We took me over to a local free clinic. I was taken in and then I laid down on the patient’s counter. The clinician asked my dad to step out for privacy.
She poked my stomach.
“When did the vomiting start?”
“And you felt fine yesterday?”
“Yeah.” Oh, how I’d taken it for granted.
“Are you sexually active?”
“What?” I hadn’t even had my first kiss yet. Not that I was going to tell the clinician that. “No, I don’t even have a boyfriend!”
“Well, you don’t always need to have one for that.”
“I’m very sure it’s food poisoning or the flu.”
At the end of the day, there wasn’t much that could be done beyond telling me to “go home and get some rest.” Easier said than done. We went to the local park. Dad set out the old blanket we kept in Betsy’s trunk and I flopped down on it like a bear rug. We were lucky it was a warm, sunny spring day. Dad said the vitamin D would do me well. I think we both knew the real reason.

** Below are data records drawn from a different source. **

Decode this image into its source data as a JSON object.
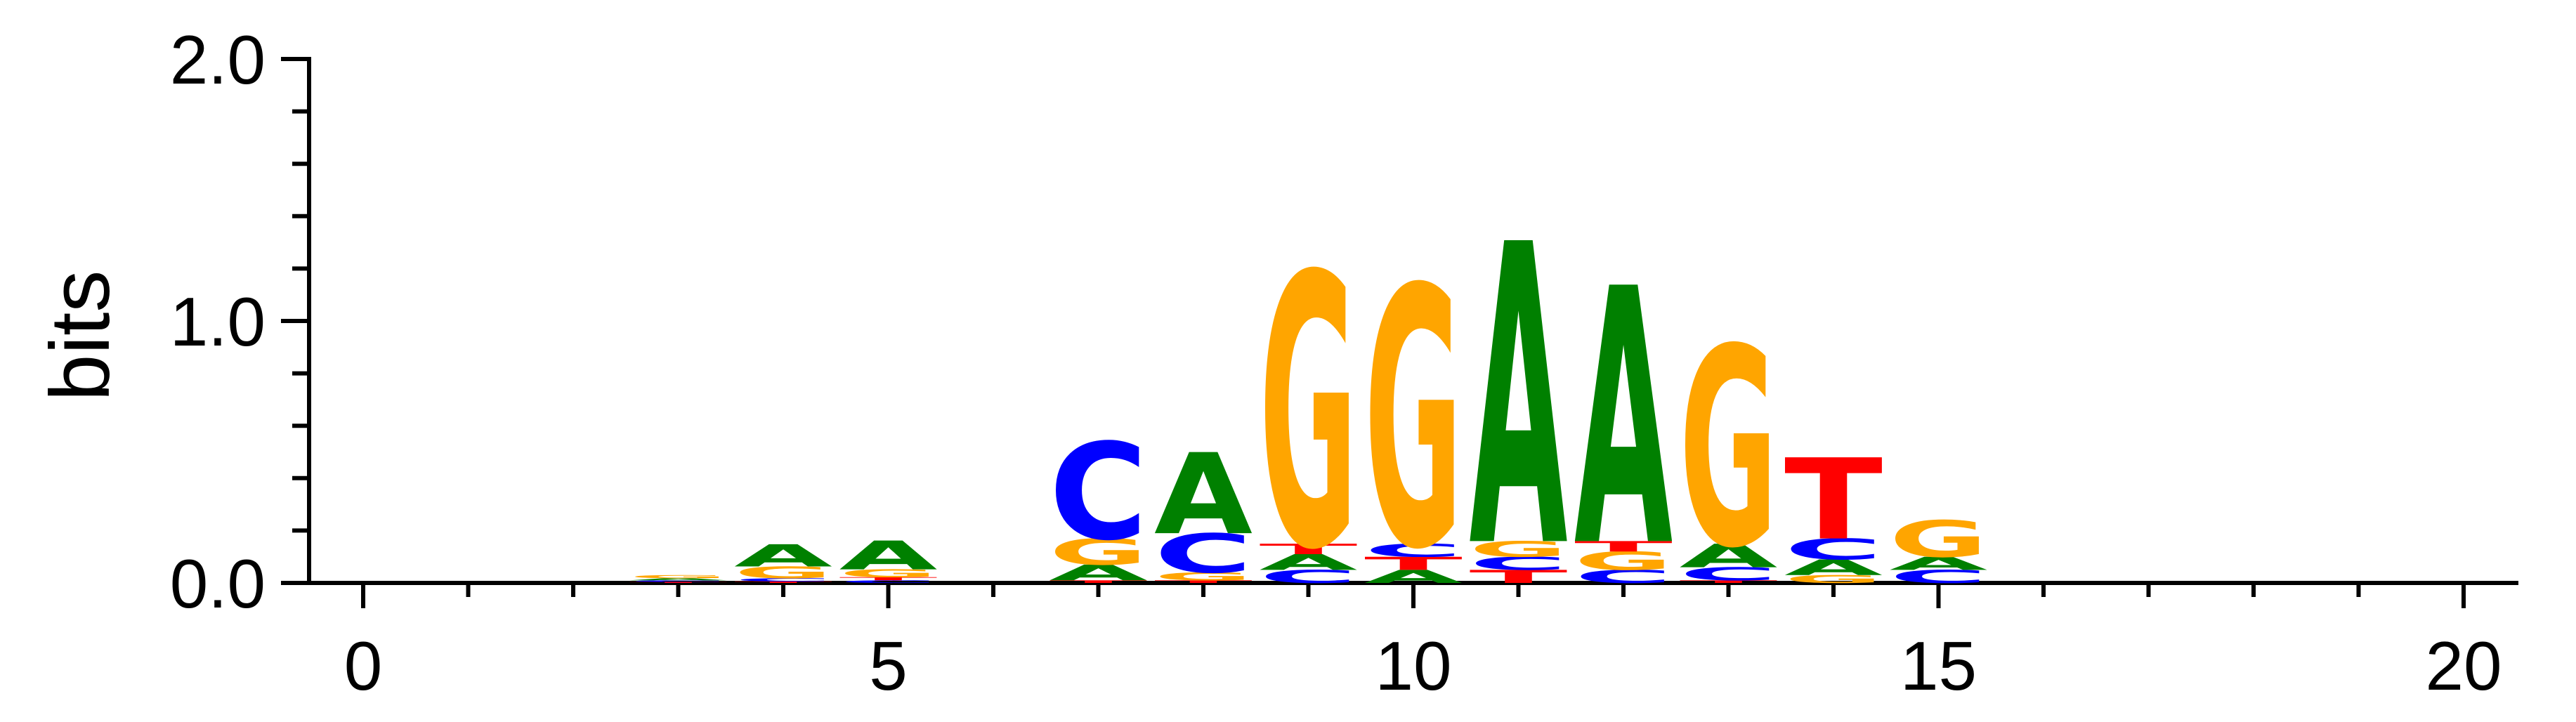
{
  "chart_data": {
    "type": "sequence-logo",
    "ylabel": "bits",
    "ylim": [
      0,
      2.0
    ],
    "xlim": [
      -0.5,
      20.5
    ],
    "y_ticks": [
      {
        "value": 0.0,
        "label": "0.0"
      },
      {
        "value": 1.0,
        "label": "1.0"
      },
      {
        "value": 2.0,
        "label": "2.0"
      }
    ],
    "x_ticks": [
      {
        "value": 0,
        "label": "0"
      },
      {
        "value": 5,
        "label": "5"
      },
      {
        "value": 10,
        "label": "10"
      },
      {
        "value": 15,
        "label": "15"
      },
      {
        "value": 20,
        "label": "20"
      }
    ],
    "colors": {
      "A": "#008000",
      "C": "#0000ff",
      "G": "#ffa500",
      "T": "#ff0000"
    },
    "positions": [
      {
        "pos": 3,
        "stack": [
          {
            "base": "T",
            "height": 0.004
          },
          {
            "base": "C",
            "height": 0.006
          },
          {
            "base": "A",
            "height": 0.008
          },
          {
            "base": "G",
            "height": 0.012
          }
        ]
      },
      {
        "pos": 4,
        "stack": [
          {
            "base": "T",
            "height": 0.006
          },
          {
            "base": "C",
            "height": 0.012
          },
          {
            "base": "G",
            "height": 0.045
          },
          {
            "base": "A",
            "height": 0.085
          }
        ]
      },
      {
        "pos": 5,
        "stack": [
          {
            "base": "C",
            "height": 0.01
          },
          {
            "base": "T",
            "height": 0.012
          },
          {
            "base": "G",
            "height": 0.03
          },
          {
            "base": "A",
            "height": 0.11
          }
        ]
      },
      {
        "pos": 7,
        "stack": [
          {
            "base": "T",
            "height": 0.01
          },
          {
            "base": "A",
            "height": 0.06
          },
          {
            "base": "G",
            "height": 0.1
          },
          {
            "base": "C",
            "height": 0.37
          }
        ]
      },
      {
        "pos": 8,
        "stack": [
          {
            "base": "T",
            "height": 0.01
          },
          {
            "base": "G",
            "height": 0.03
          },
          {
            "base": "C",
            "height": 0.15
          },
          {
            "base": "A",
            "height": 0.31
          }
        ]
      },
      {
        "pos": 9,
        "stack": [
          {
            "base": "C",
            "height": 0.05
          },
          {
            "base": "A",
            "height": 0.06
          },
          {
            "base": "T",
            "height": 0.04
          },
          {
            "base": "G",
            "height": 1.04
          }
        ]
      },
      {
        "pos": 10,
        "stack": [
          {
            "base": "A",
            "height": 0.05
          },
          {
            "base": "T",
            "height": 0.05
          },
          {
            "base": "C",
            "height": 0.05
          },
          {
            "base": "G",
            "height": 0.99
          }
        ]
      },
      {
        "pos": 11,
        "stack": [
          {
            "base": "T",
            "height": 0.05
          },
          {
            "base": "C",
            "height": 0.05
          },
          {
            "base": "G",
            "height": 0.06
          },
          {
            "base": "A",
            "height": 1.15
          }
        ]
      },
      {
        "pos": 12,
        "stack": [
          {
            "base": "C",
            "height": 0.05
          },
          {
            "base": "G",
            "height": 0.07
          },
          {
            "base": "T",
            "height": 0.04
          },
          {
            "base": "A",
            "height": 0.98
          }
        ]
      },
      {
        "pos": 13,
        "stack": [
          {
            "base": "T",
            "height": 0.01
          },
          {
            "base": "C",
            "height": 0.05
          },
          {
            "base": "A",
            "height": 0.09
          },
          {
            "base": "G",
            "height": 0.76
          }
        ]
      },
      {
        "pos": 14,
        "stack": [
          {
            "base": "G",
            "height": 0.03
          },
          {
            "base": "A",
            "height": 0.06
          },
          {
            "base": "C",
            "height": 0.08
          },
          {
            "base": "T",
            "height": 0.31
          }
        ]
      },
      {
        "pos": 15,
        "stack": [
          {
            "base": "C",
            "height": 0.05
          },
          {
            "base": "A",
            "height": 0.05
          },
          {
            "base": "G",
            "height": 0.14
          }
        ]
      }
    ]
  }
}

We couldn’t be back at the Pound until 5pm.
“You know, when most kids get sick they look like sick kids. Seeing how messed up you look, I think this is your first time being grown-up sick,” Dad said. I just groaned my concurrence.
Today – two days later – our caseworker asked if I was still sick. I’m recovering (obviously. I’m writing again). My dad said our caseworker approached him and said we could get our funds now if we wanted. My dad argued we should have had them two days ago.
The caseworker replied, “Well, I was going to let you have access. Here, you need the money. Go ahead, go get it.”
I can’t imagine a more stupid and thoughtless thing to say. All I can think right now is how nice it would have been to feel better a couple days sooner. I know there’s going to be make-up work when I get back to school.
I was sick, but I had the basic sanitation and shelter to recover. People struggling with homelessness on the streets do not have these luxuries. The shame of Los Angeles, Skid Row, is notorious for being a Petri dish of infections and diseases that normally don’t appear in developed countries. About three years ago, an outbreak of tuberculosis spread among denizens of the tent city. Just last fall, the CEO of the Union Rescue Mission, Andy Bale, was exposed to E. Coli, Strep, and Staph infections. The infections were severe enough to cripple him.
In a country that’s lauded for being among the richest in the world and second only to China in the number of billionaires, why are we so destitute in our compassion? For a nation prided on equality and alleged equal opportunity, America’s wealth gap among its own citizens is nauseating. Walk down an urban street and it’s clear that the most disadvantaged individuals in homelessness are those who are ill or disabled in some way. They’re usually victims patient dumping. This shouldn’t be the way you treat anyone.
But if no one cares, what are you supposed to do?
Don’t get sick. Don’t break a bone. Don’t have irregular blood pressure. Or asthma. Or poor vision, hard hearing, a cavity, or – God forbid – a mental disorder. Because, according to our society, if your immune system isn’t hacking it after living in such a close-quarter environment on little sleep and minimal nutrition, then you have no one to blame but yourself.